After Vietnam, he studied psychology at the University of Minnesota, graduating in the early 1970s. Then he traveled to France, a country he loved, to attend medical school. He didn't finish, his wife said, instead returning to Minnesota to enroll at William Mitchell School of St. Paul, from which he graduated in the early 1980s.
His varied interests and skills showed in the work he did to put himself through law school. "He drove taxis, worked as a physician's assistant, performed autopsies and was a private investigator," his wife said.
After graduation, he was hired by the Meshbesher & Spence law firm. "With his medical training, he worked on a lot of high-end personal injury lawsuits, including representing hundreds of women and children injured by the Dalkon Shield," Katie said.
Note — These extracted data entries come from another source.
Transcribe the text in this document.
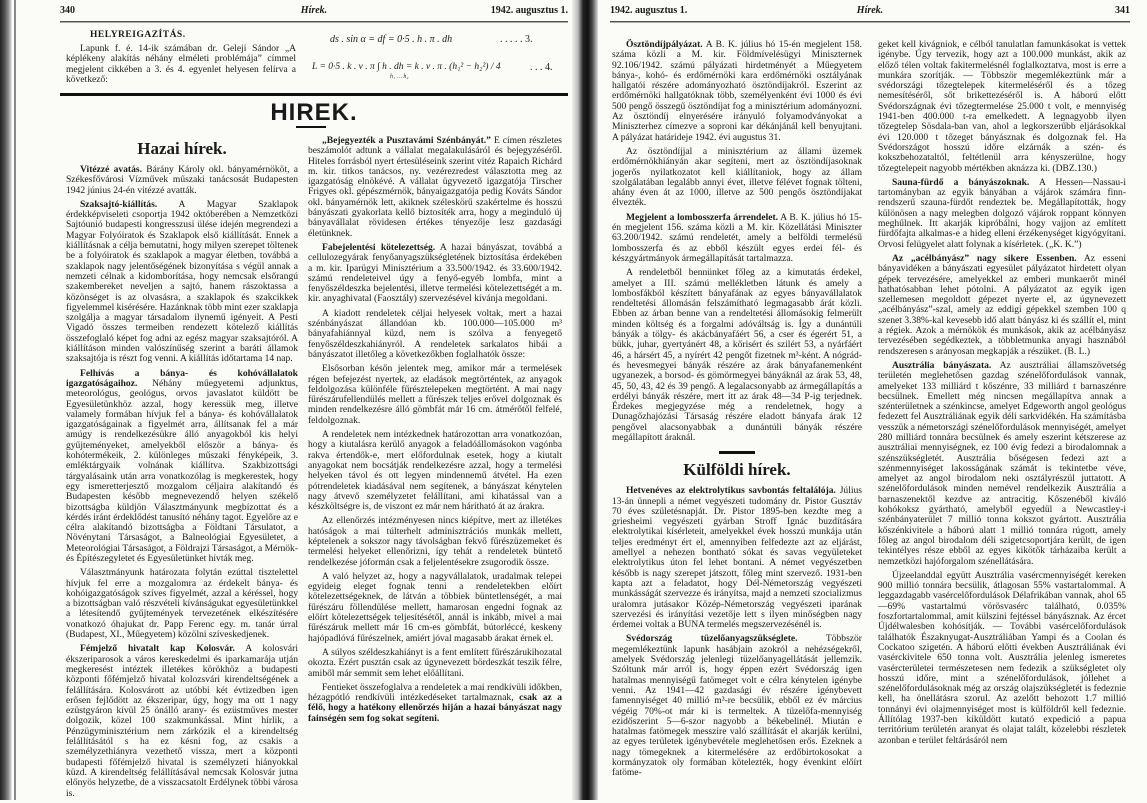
340	Hírek.	1942. augusztus 1.
HELYREIGAZÍTÁS.
Lapunk f. é. 14-ik számában dr. Geleji Sándor „A képlékeny alakítás néhány elméleti problémája” címmel megjelent cikkében a 3. és 4. egyenlet helyesen felírva a következő:
ds . sin α = df = 0·5 . h . π . dh	. . . . . 3.
L = 0·5 . k . v . π ∫ h . dh = k . v . π . (h₁² − h₂²) / 4
h₁ … h₂
. . . 4.
HIREK.
Hazai hírek.

Vitézzé avatás. Bárány Károly okl. bányamérnököt, a Székesfővárosi Vízművek műszaki tanácsosát Budapesten 1942 június 24-én vitézzé avatták.

Szaksajtó-kiállítás. A Magyar Szaklapok érdekképviseleti csoportja 1942 októberében a Nemzetközi Sajtóunió budapesti kongresszusi ülése idején megrendezi a Magyar Folyóiratok és Szaklapok első kiállítását. Ennek a kiállításnak a célja bemutatni, hogy milyen szerepet töltenek be a folyóiratok és szaklapok a magyar életben, továbbá a szaklapok nagy jelentőségének bizonyítása s végül annak a nemzeti célnak a kidomborítása, hogy nemcsak elsőrangú szakembereket neveljen a sajtó, hanem rászoktassa a közönséget is az olvasásra, a szaklapok és szakcikkek figyelemmel kisérésére. Hazánknak több mint ezer szaklapja szolgálja a magyar társadalom ilynemű igényeit. A Pesti Vigadó összes termeiben rendezett kötelező kiállítás összefoglaló képet fog adni az egész magyar szaksajtóról. A kiállításon minden valószínűség szerint a baráti államok szaksajtója is részt fog venni. A kiállítás időtartama 14 nap.

Felhívás a bánya- és kohóvállalatok igazgatóságaihoz. Néhány műegyetemi adjunktus, meteorológus, geológus, orvos javaslatot küldött be Egyesületünkhöz azzal, hogy keressük meg, illetve valamely formában hívjuk fel a bánya- és kohóvállalatok igazgatóságainak a figyelmét arra, állítsanak fel a már amúgy is rendelkezésükre álló anyagokból kis helyi gyűjteményeket, amelyekből először a bánya- és kohótermékeik, 2. különleges műszaki fényképeik, 3. emléktárgyaik volnának kiállítva. Szakbizottsági tárgyalásaink után arra vonatkozólag is megkerestek, hogy egy ismeretterjesztő mozgalom céljaira alakítandó és Budapesten később megnevezendő helyen székelő bizottságba küldjön Választmányunk megbízottat és a kérdés iránt érdeklődést tanusító néhány tagot. Egyelőre az e célra alakítandó bizottságba a Földtani Társulatot, a Növénytani Társaságot, a Balneológiai Egyesületet, a Meteorológiai Társaságot, a Földrajzi Társaságot, a Mérnök- és Építészegyletet és Egyesületünket hívták meg.

Választmányunk határozata folytán ezúttal tisztelettel hívjuk fel erre a mozgalomra az érdekelt bánya- és kohóigazgatóságok szíves figyelmét, azzal a kéréssel, hogy a bizottságban való részvételi kívánságukat egyesületünkkel a létesítendő gyűjtemények tervezetének elkészítésére vonatkozó óhajukat dr. Papp Ferenc egy. m. tanár úrral (Budapest, XI., Műegyetem) közölni szíveskedjenek.

Fémjelző hivatalt kap Kolosvár. A kolosvári ékszeriparosok a város kereskedelmi és iparkamarája utján megkeresést intéztek illetékes körökhöz a budapesti központi főfémjelző hivatal kolozsvári kirendeltségének a felállítására. Kolosvárott az utóbbi két évtizedben igen erősen fejlődött az ékszeripar, úgy, hogy ma ott 1 nagy ezüstgyáron kívül 25 önálló arany- és ezüstműves mester dolgozik, közel 100 szakmunkással. Mint hírlik, a Pénzügyminisztérium nem zárkózik el a kirendeltség felállításától s ha ez késni fog, az csakis a személyzethiányra vezethető vissza, mert a központi budapesti főfémjelző hivatal is személyzeti hiányokkal küzd. A kirendeltség felállításával nemcsak Kolosvár jutna előnyös helyzetbe, de a visszacsatolt Erdélynek többi városa is.

„Bejegyezték a Pusztavámi Szénbányát.” E címen részletes beszámolót adtunk a vállalat megalakulásáról és bejegyzéséről. Hiteles forrásból nyert értesüléseink szerint vitéz Rapaich Richárd m. kir. titkos tanácsos, ny. vezérezredest választotta meg az igazgatóság elnökévé. A vállalat ügyvezető igazgatója Tirscher Frigyes okl. gépészmérnök, bányaigazgatója pedig Kováts Sándor okl. bányamérnök lett, akiknek széleskörű szakértelme és hosszú bányászati gyakorlata kellő biztosíték arra, hogy a meginduló új bányavállalat rövidesen értékes tényezője lesz gazdasági életünknek.

Fabejelentési kötelezettség. A hazai bányászat, továbbá a cellulozegyárak fenyőanyagszükségletének biztosítása érdekében a m. kir. Iparügyi Minisztérium a 33.500/1942. és 33.600/1942. számú rendeleteivel úgy a fenyő-egyéb lombfa, mint a fenyőszéldeszka bejelentési, illetve termelési kötelezettségét a m. kir. anyaghivatal (Faosztály) szervezésével kívánja megoldani.

A kiadott rendeletek céljai helyesek voltak, mert a hazai szénbányászat állandóan kb. 100.000—105.000 m³ bányafahiánnyal küzd, nem is szólva a fenyegető fenyőszéldeszkahiányról. A rendeletek sarkalatos hibái a bányászatot illetőleg a következőkben foglalhatók össze:

Elsősorban későn jelentek meg, amikor már a termelések régen befejezést nyertek, az eladások megtörténtek, az anyagok feldolgozása különféle fűrésztelepeken megtörtént. A mai nagy fűrészárufellendülés mellett a fűrészek teljes erővel dolgoznak és minden rendelkezésre álló gömbfát már 16 cm. átmérőtől felfelé, feldolgoznak.

A rendeletek nem intézkednek határozottan arra vonatkozóan, hogy a kiutalásra kerülő anyagok a feladóállomásokon vagónba rakva értendők-e, mert előfordulnak esetek, hogy a kiutalt anyagokat nem bocsátják rendelkezésre azzal, hogy a termelési helyeken távol és ott legyen mindennemű átvétel. Ha ezen pótrendeletek kiadásával nem segítenek, a bányászat kénytelen nagy átvevő személyzetet felállítani, ami kihatással van a készköltségre is, de viszont ez már nem hárítható át az árakra.

Az ellenőrzés intézményesen nincs kiépítve, mert az illetékes hatóságok a mai túlterhelt adminisztrációs munkák mellett, képtelenek a sokszor nagy távolságban fekvő fűrészüzemeket és termelési helyeket ellenőrizni, így tehát a rendeletek büntető rendelkezése jóformán csak a feljelentésekre zsugorodik össze.

A való helyzet az, hogy a nagyvállalatok, uradalmak telepei egyideig eleget fognak tenni a rendeletekben előírt kötelezettségeknek, de látván a többiek büntetlenségét, a mai fűrészáru föllendülése mellett, hamarosan engedni fognak az előírt kötelezettségek teljesítésétől, annál is inkább, mivel a mai fűrészáruk mellett már 16 cm-es gömbfát, bútorléccé, keskeny hajópadlóvá fűrészelnek, amiért jóval magasabb árakat érnek el.

A súlyos széldeszkahiányt is a fent említett fűrészárukihozatal okozta. Ezért pusztán csak az úgynevezett bördeszkát teszik félre, amiből már semmit sem lehet előállítani.

Fentieket összefoglalva a rendeletek a mai rendkívüli időkben, hézagpótló rendkívüli intézkedéseket tartalmaznak, csak az a félő, hogy a hatékony ellenőrzés hiján a hazai bányászat nagy fainségén sem fog sokat segíteni.

1942. augusztus 1.	Hírek.	341

Ösztöndíjpályázat. A B. K. július hó 15-én megjelent 158. száma közli a M. kir. Földmívelésügyi Miniszternek 92.106/1942. számú pályázati hirdetményét a Műegyetem bánya-, kohó- és erdőmérnöki kara erdőmérnöki osztályának hallgatói részére adományozható ösztöndíjakról. Eszerint az erdőmérnöki hallgatóknak több, személyenként évi 1000 és évi 500 pengő összegű ösztöndíjat fog a minisztérium adományozni. Az ösztöndíj elnyerésére irányuló folyamodványokat a Miniszterhez címezve a soproni kar dékánjánál kell benyujtani. A pályázat határideje 1942. évi augustus 31.

Az ösztöndíjjal a minisztérium az állami üzemek erdőmérnökhiányán akar segíteni, mert az ösztöndíjasoknak jogerős nyilatkozatot kell kiállítaniok, hogy az állam szolgálatában legalább annyi évet, illetve félévet fognak tölteni, ahány éven át az 1000, illetve az 500 pengős ösztöndíjakat élvezték.

Megjelent a lombosszerfa árrendelet. A B. K. július hó 15-én megjelent 156. száma közli a M. kir. Közellátási Miniszter 63.200/1942. számú rendeletét, amely a belföldi termelésű lombosszerfa és az ebből készült egyes erdei fél- és készgyártmányok ármegállapítását tartalmazza.

A rendeletből bennünket főleg az a kimutatás érdekel, amelyet a III. számú mellékletben látunk és amely a lombosfákból készített bányafának az egyes bányavállalatok rendeltetési állomásán felszámítható legmagasabb árát közli. Ebben az árban benne van a rendeltetési állomásokig felmerült minden költség és a forgalmi adóváltság is. Így a dunántúli bányák a tölgy- és akácbányafáért 56, a cser és égerért 51, a bükk, juhar, gyertyánért 48, a kőrisért és szilért 53, a nyárfáért 46, a hársért 45, a nyírért 42 pengőt fizetnek m³-ként. A nógrád- és hevesmegyei bányák részére az árak bányafanemenként ugyanezek, a borsod- és gömörmegyei bányáknál az árak 53, 48, 45, 50, 43, 42 és 39 pengő. A legalacsonyabb az ármegállapítás a erdélyi bányák részére, mert itt az árak 48—34 P-ig terjednek. Érdekes megjegyzése még a rendeletnek, hogy a Dunagőzhajózási Társaság részére eladott bányafa árak 12 pengővel alacsonyabbak a dunántúli bányák részére megállapított áraknál.

Külföldi hírek.

Hetvenéves az elektrolytikus savbontás feltalálója. Július 13-án ünnepli a német vegyészeti tudomány dr. Pistor Gusztáv 70 éves születésnapját. Dr. Pistor 1895-ben kezdte meg a griesheimi vegyészeti gyárban Stroff Ignác buzdítására elektrolytikai kísérleteit, amelyekkel évek hosszú munkája után teljes eredményt ért el, amennyiben felfedezte azt az eljárást, amellyel a nehezen bontható sókat és savas vegyületeket elektrolytikus úton fel lehet bontani. A német vegyészetben később is nagy szerepet játszott, főleg mint szervező. 1931-ben kapta azt a feladatot, hogy Dél-Németország vegyészeti munkásságát szervezze és irányítsa, majd a nemzeti szocializmus uralomra jutásakor Közép-Németország vegyészeti iparának szervezési és irányítási vezetője lett s ilyen minőségben nagy érdemei voltak a BUNA termelés megszervezésénél is.

Svédország tüzelőanyagszükséglete. Többször megemlékeztünk lapunk hasábjain azokról a nehézségekről, amelyek Svédország jelenlegi tüzelőanyagellátását jellemzik. Szóltunk már arról is, hogy éppen ezért Svédország igen hatalmas mennyiségű fatömeget volt e célra kénytelen igénybe venni. Az 1941—42 gazdasági év részére igénybevett famennyiséget 40 millió m³-re becsülik, ebből ez év március végéig 70%-ot már ki is termeltek. A tüzelőfa-mennyiség ezidőszerint 5—6-szor nagyobb a békebelinél. Miután e hatalmas fatömegek messzire való szállítását el akarják kerülni, az egyes területek igénybevétele meglehetősen erős. Ezeknek a nagy tömegeknek a kitermelésére az erdőbirtokosokat a kormányzatok oly formában kötelezték, hogy évenkint előírt fatöme-

geket kell kivágniok, e célból tanulatlan famunkásokat is vettek igénybe. Úgy tervezik, hogy azt a 100.000 munkást, akik az előző télen voltak fakitermelésnél foglalkoztatva, most is erre a munkára szorítják. — Többször megemlékeztünk már a svédországi tőzegtelepek kitermeléséről és a tőzeg nemesítéséről, sőt brikettezéséről is. A háború előtt Svédországnak évi tőzegtermelése 25.000 t volt, e mennyiség 1941-ben 400.000 t-ra emelkedett. A legnagyobb ilyen tőzegtelep Sösdala-ban van, ahol a legkorszerűbb eljárásokkal évi 120.000 t tőzeget bányásznak és dolgoznak fel. Ha Svédországot hosszú időre elzárnák a szén- és kokszbehozataltól, feltétlenül arra kényszerülne, hogy tőzegtelepeit nagyobb mértékben aknázza ki. (DBZ.130.)

Sauna-fürdő a bányászoknak. A Hessen—Nassau-i tartományban az egyik bányában a vájárok számára finn-rendszerű szauna-fürdőt rendeztek be. Megállapították, hogy különösen a nagy melegben dolgozó vájárok roppant könnyen meghűlnek. Itt akarják kipróbálni, hogy vajjon az említett fürdőfajta alkalmas-e a hideg elleni érzékenységet kigyógyítani. Orvosi felügyelet alatt folynak a kísérletek. („K. K.”)

Az „acélbányász” nagy sikere Essenben. Az esseni bányavidéken a bányászati egyesület pályázatot hirdetett olyan gépek tervezésére, amelyekkel az emberi munkaerőt minél hathatósabban lehet pótolni. A pályázatot az egyik igen szellemesen megoldott gépezet nyerte el, az úgynevezett „acélbányász”-szal, amely az eddigi gépekkel szemben 100 q szenet 3.38%-kal kevesebb idő alatt bányász ki és szállít el, mint a régiek. Azok a mérnökök és munkások, akik az acélbányász tervezésében segédkeztek, a többletmunka anyagi hasznából rendszeresen s arányosan megkapják a részüket. (B. L.)

Ausztrália bányászata. Az ausztráliai államszövetség területén meglehetősen gazdag szénelőfordulások vannak, amelyeket 133 milliárd t kőszénre, 33 milliárd t barnaszénre becsülnek. Emellett még nincsen megállapítva annak a szénterületnek a szénkincse, amelyet Edgeworth angol geológus fedezett fel Ausztráliának egyik déli sarkvidékén. Ha számításba vesszük a németországi szénelőfordulások mennyiségét, amelyet 280 milliárd tonnára becsülnek és amely eszerint kétszerese az ausztráliai mennyiségnek, ez 100 évig fedezi a birodalomnak a szénszükségletét. Ausztrália bőségesen fedezi azt a szénmennyiséget lakosságának számát is tekintetbe véve, amelyet az angol birodalom neki osztályrészül juttatott. A szénelőfordulások minden nemével rendelkezik Ausztrália a barnaszenektől kezdve az antracitig. Kőszenéből kiváló kohókoksz gyártható, amelyből egyedül a Newcastley-i szénbányaterület 7 millió tonna kokszot gyártott. Ausztrália kőszénkivitele a háború alatt 1 millió tonnára rúgott, amely főleg az angol birodalom déli szigetcsoportjára került, de igen tekintélyes része ebből az egyes kikötők tárházaiba került a nemzetközi hajóforgalom szénellátására.

Újzeelanddal együtt Ausztrália vasércmennyiségét kereken 900 millió tonnára becsülik, átlagosan 55% vastartalommal. A leggazdagabb vasércelőfordulások Délafrikában vannak, ahol 65—69% vastartalmú vörösvasérc található, 0.035% foszfortartalommal, amit külszini fejtéssel bányásznak. Az ércet Újdélwalesben kohósítják. — További vasércelőfordulások találhatók Északnyugat-Ausztráliában Yampi és a Coolan és Cockatoo szigetén. A háború előtti években Ausztráliának évi vasérckivitele 650 tonna volt. Ausztrália jelenleg ismeretes vasércterületei természetesen nem fedezik a szükségletet oly hosszú időre, mint a szénelőfordulások, jóllehet a szénelőfordulásoknak még az ország olajszükségletét is fedeznie kell, ha önellátásra szorul. Az azelőtt behozott 1.7 millió tonnányi évi olajmennyiséget most is külföldről kell fedeznie. Állítólag 1937-ben kiküldött kutató expedició a papua territórium területén aranyat és olajat talált, közelebbi részletek azonban e terület feltárásáról nem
After 20 years at Meshbesher, he "reinvented his law career," his wife said, serving as a family law mediator on divorce and custody issues, as an attorney in Ramsey County's guardian ad litem program, and finally as a judicial referee for Ramsey County's family court system, a role he determinedly kept up until very recently despite battling cancer. "He was a hard worker who really cared about people, especially the children he advocated for," she said.
Outside of work, he "had a continual thirst for knowledge," his wife said. "We'd start every morning by reading newspapers together, and he was an avid reader of nonfiction and lover of almost every single genre of music." He had a night and weekend gig as a DJ for an oldies radio station.